To open disk image files in Windows, there is the commercial program TransMac and the free program HFSExplorer. Also, various packers such as 7 -Zip can read the format.

With the mkdosfs Linux program you can create VFAT formatted disk image files to simplify the exchange of data between Mac and ( virtual ) PC. Then, to mount the disk image on Windows ( "mount" ) is still vdk.exe requires the utility.

Open on Linux

Under Linux disk image files can be in principle directly integrated into the system. However, this is only for uncompressed files, compressed disk images must first be converted. The versions can not be seen directly, but via the Unix file command allows the MIME type of the file to determine. About this then, may be a distinction.

$ File unkomprimiert.dmg unkomprimiert.dmg: Macintosh HFS Extended version 4 data load mounted by [ ... ] block size: 4096, number of blocks: 6400, free blocks: 218 $ File komprimiert.dmg komprimiert.dmg: VAX COFF executable not stripped - version 376 An uncompressed file can then mount directly.

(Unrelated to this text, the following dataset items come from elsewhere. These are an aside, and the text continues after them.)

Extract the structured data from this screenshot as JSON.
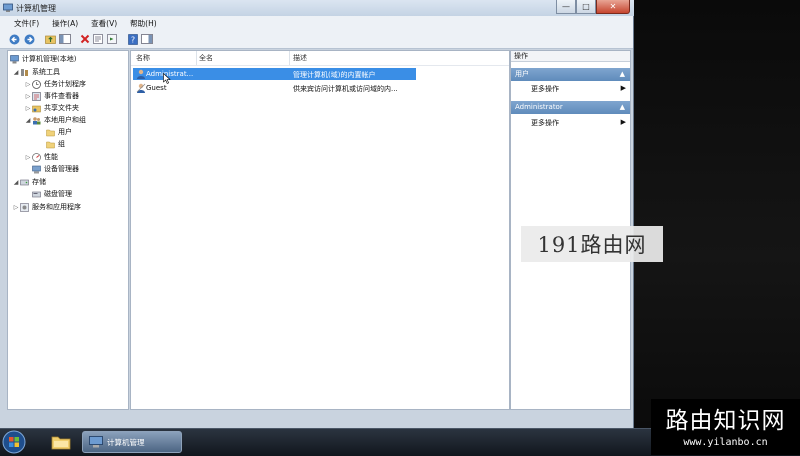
{
  "window": {
    "title": "计算机管理",
    "controls": {
      "minimize": "—",
      "maximize": "□",
      "close": "✕"
    }
  },
  "menu": [
    "文件(F)",
    "操作(A)",
    "查看(V)",
    "帮助(H)"
  ],
  "tree": {
    "items": [
      {
        "label": "计算机管理(本地)",
        "icon": "computer-management-icon"
      },
      {
        "label": "系统工具",
        "icon": "tools-icon",
        "expanded": true
      },
      {
        "label": "任务计划程序",
        "icon": "clock-icon"
      },
      {
        "label": "事件查看器",
        "icon": "event-viewer-icon"
      },
      {
        "label": "共享文件夹",
        "icon": "shared-folder-icon"
      },
      {
        "label": "本地用户和组",
        "icon": "users-icon",
        "expanded": true
      },
      {
        "label": "用户",
        "icon": "folder-icon"
      },
      {
        "label": "组",
        "icon": "folder-icon"
      },
      {
        "label": "性能",
        "icon": "performance-icon"
      },
      {
        "label": "设备管理器",
        "icon": "device-manager-icon"
      },
      {
        "label": "存储",
        "icon": "storage-icon",
        "expanded": true
      },
      {
        "label": "磁盘管理",
        "icon": "disk-icon"
      },
      {
        "label": "服务和应用程序",
        "icon": "services-icon"
      }
    ]
  },
  "list": {
    "columns": [
      "名称",
      "全名",
      "描述"
    ],
    "rows": [
      {
        "name": "Administrat...",
        "fullname": "",
        "description": "管理计算机(域)的内置帐户",
        "selected": true
      },
      {
        "name": "Guest",
        "fullname": "",
        "description": "供来宾访问计算机或访问域的内...",
        "selected": false
      }
    ]
  },
  "actions": {
    "header": "操作",
    "sections": [
      {
        "title": "用户",
        "item": "更多操作"
      },
      {
        "title": "Administrator",
        "item": "更多操作"
      }
    ]
  },
  "taskbar": {
    "active_task": "计算机管理"
  },
  "watermark": {
    "box_text": "191路由网",
    "corner_title": "路由知识网",
    "corner_url": "www.yilanbo.cn"
  },
  "colors": {
    "selection": "#3a8ee6",
    "section_header": "#6b95c4"
  }
}
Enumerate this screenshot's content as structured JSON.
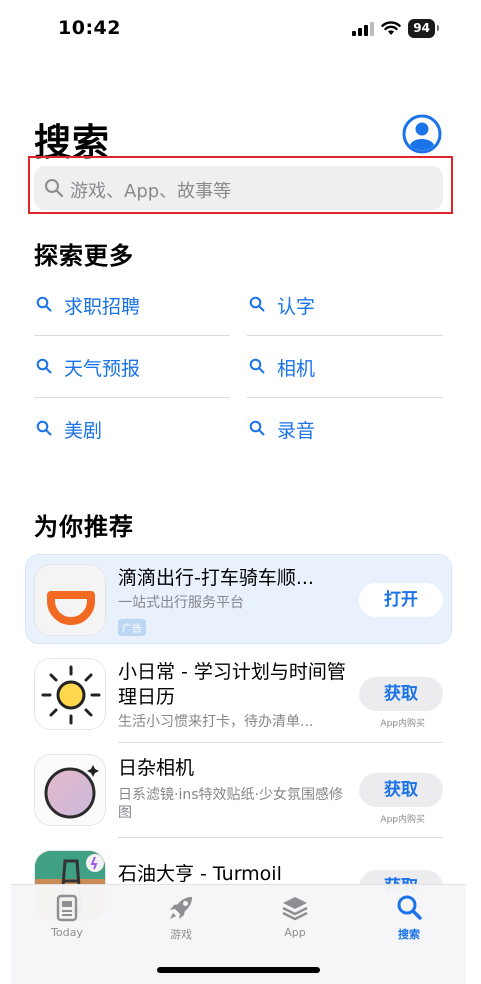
{
  "status_bar": {
    "time": "10:42",
    "battery": "94"
  },
  "header": {
    "title": "搜索"
  },
  "search": {
    "placeholder": "游戏、App、故事等"
  },
  "explore": {
    "title": "探索更多",
    "items": [
      {
        "label": "求职招聘"
      },
      {
        "label": "认字"
      },
      {
        "label": "天气预报"
      },
      {
        "label": "相机"
      },
      {
        "label": "美剧"
      },
      {
        "label": "录音"
      }
    ]
  },
  "recommend": {
    "title": "为你推荐",
    "apps": [
      {
        "name": "滴滴出行-打车骑车顺...",
        "subtitle": "一站式出行服务平台",
        "ad_label": "广告",
        "button": "打开"
      },
      {
        "name": "小日常 - 学习计划与时间管理日历",
        "subtitle": "生活小习惯来打卡，待办清单...",
        "button": "获取",
        "note": "App内购买"
      },
      {
        "name": "日杂相机",
        "subtitle": "日系滤镜·ins特效贴纸·少女氛围感修图",
        "button": "获取",
        "note": "App内购买"
      },
      {
        "name": "石油大亨 - Turmoil",
        "button": "获取"
      }
    ]
  },
  "tabs": [
    {
      "label": "Today",
      "icon": "today-icon"
    },
    {
      "label": "游戏",
      "icon": "rocket-icon"
    },
    {
      "label": "App",
      "icon": "app-stack-icon"
    },
    {
      "label": "搜索",
      "icon": "search-icon",
      "active": true
    }
  ],
  "colors": {
    "accent": "#1a73e8",
    "highlight_border": "#e0242b",
    "didi_orange": "#f26a21"
  }
}
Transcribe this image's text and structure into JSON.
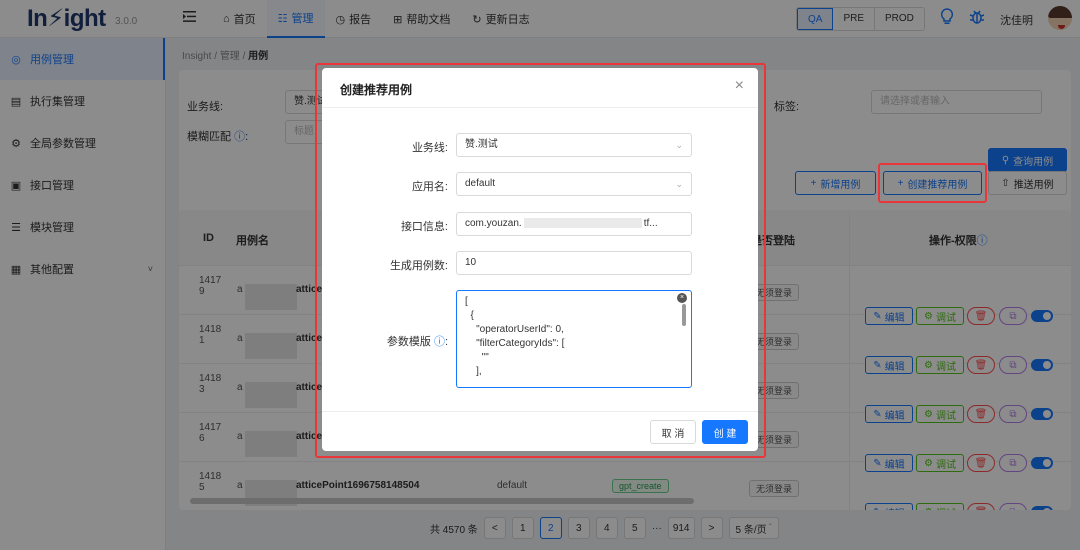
{
  "header": {
    "logo": "In⚡ight",
    "version": "3.0.0",
    "nav": [
      {
        "icon": "⌂",
        "label": "首页"
      },
      {
        "icon": "☷",
        "label": "管理"
      },
      {
        "icon": "◷",
        "label": "报告"
      },
      {
        "icon": "⊞",
        "label": "帮助文档"
      },
      {
        "icon": "↻",
        "label": "更新日志"
      }
    ],
    "envs": [
      "QA",
      "PRE",
      "PROD"
    ],
    "active_env": "QA",
    "user_name": "沈佳明"
  },
  "sidebar": {
    "items": [
      {
        "icon": "◎",
        "label": "用例管理"
      },
      {
        "icon": "▤",
        "label": "执行集管理"
      },
      {
        "icon": "⚙",
        "label": "全局参数管理"
      },
      {
        "icon": "▣",
        "label": "接口管理"
      },
      {
        "icon": "☰",
        "label": "模块管理"
      },
      {
        "icon": "▦",
        "label": "其他配置",
        "expand": "˅"
      }
    ]
  },
  "breadcrumb": {
    "root": "Insight",
    "section": "管理",
    "current": "用例"
  },
  "filters": {
    "business_label": "业务线:",
    "business_value": "赞.测试",
    "fuzzy_label": "模糊匹配",
    "fuzzy_placeholder": "标题",
    "tag_label": "标签:",
    "tag_placeholder": "请选择或者输入",
    "query_button": "查询用例",
    "add_button": "新增用例",
    "create_recommend_button": "创建推荐用例",
    "push_button": "推送用例"
  },
  "table": {
    "headers": {
      "id": "ID",
      "name": "用例名",
      "login": "是否登陆",
      "actions": "操作-权限"
    },
    "rows": [
      {
        "id_top": "1417",
        "id_bottom": "9",
        "name_prefix": "a",
        "name_suffix": "atticeP",
        "app": "",
        "tag": "",
        "login": "无须登录"
      },
      {
        "id_top": "1418",
        "id_bottom": "1",
        "name_prefix": "a",
        "name_suffix": "atticeP",
        "app": "",
        "tag": "",
        "login": "无须登录"
      },
      {
        "id_top": "1418",
        "id_bottom": "3",
        "name_prefix": "a",
        "name_suffix": "atticeP",
        "app": "",
        "tag": "",
        "login": "无须登录"
      },
      {
        "id_top": "1417",
        "id_bottom": "6",
        "name_prefix": "a",
        "name_suffix": "atticeP",
        "app": "",
        "tag": "",
        "login": "无须登录"
      },
      {
        "id_top": "1418",
        "id_bottom": "5",
        "name_prefix": "a",
        "name_suffix": "atticePoint1696758148504",
        "app": "default",
        "tag": "gpt_create",
        "login": "无须登录"
      }
    ],
    "action_edit": "编辑",
    "action_debug": "调试"
  },
  "pagination": {
    "total": "共 4570 条",
    "prev": "<",
    "pages": [
      "1",
      "2",
      "3",
      "4",
      "5"
    ],
    "active_page": "2",
    "ellipsis": "···",
    "last_page": "914",
    "next": ">",
    "page_size": "5 条/页"
  },
  "modal": {
    "title": "创建推荐用例",
    "close": "×",
    "business_label": "业务线:",
    "business_value": "赞.测试",
    "app_label": "应用名:",
    "app_value": "default",
    "interface_label": "接口信息:",
    "interface_value": "com.youzan.",
    "interface_suffix": "tf...",
    "count_label": "生成用例数:",
    "count_value": "10",
    "params_label": "参数模版",
    "params_value": "[\n  {\n    \"operatorUserId\": 0,\n    \"filterCategoryIds\": [\n      \"\"\n    ],",
    "cancel": "取 消",
    "create": "创 建"
  }
}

$ Mount -t hfsplus - o loop unkomprimiert.dmg / tmp / dmg / The compressed version must be converted before including. To this end, the program must be installed separately dmg2img in most Linux distributions. The resulting file can then be integrated in the usual way.

$ Dmg2img -i -o eingabedatei.dmg ausgabedatei.dmg $ Mount -t hfsplus - o loop ausgabedatei.dmg / tmp / dmg / Conversion on Mac OS X

Disk image files can be converted to an ISO image on Mac OS X. The Programme will hdiutil used in the command line, which is accessed from the Terminal utility.

$ Hdiutil convert Datei.dmg format UDTO -o Datei.iso

If necessary, the Datei.iso.cdr in Datei.iso must be renamed.

$ Mv imagefile.iso.cdr imagefile.iso

The subsequently created. Iso file can be burned to a CD or DVD.

Images of type "sparse image" or "sparse bundle" can shrink to the minimum size by deleting unused areas by using the following command:

$ Hdiutil compact Datei.dmg

This reduction by removing unused areas will now depend on the software used during delete of image content often occur automatically.

In Mac OS 10.5 "Leopard" can be converted to another format disk images not only from the command line, but also with the Disk Utility; so, for example, from a "sparse image" a "sparse bundle" are made. Nor can it with the Disk Utility, the size of an image change.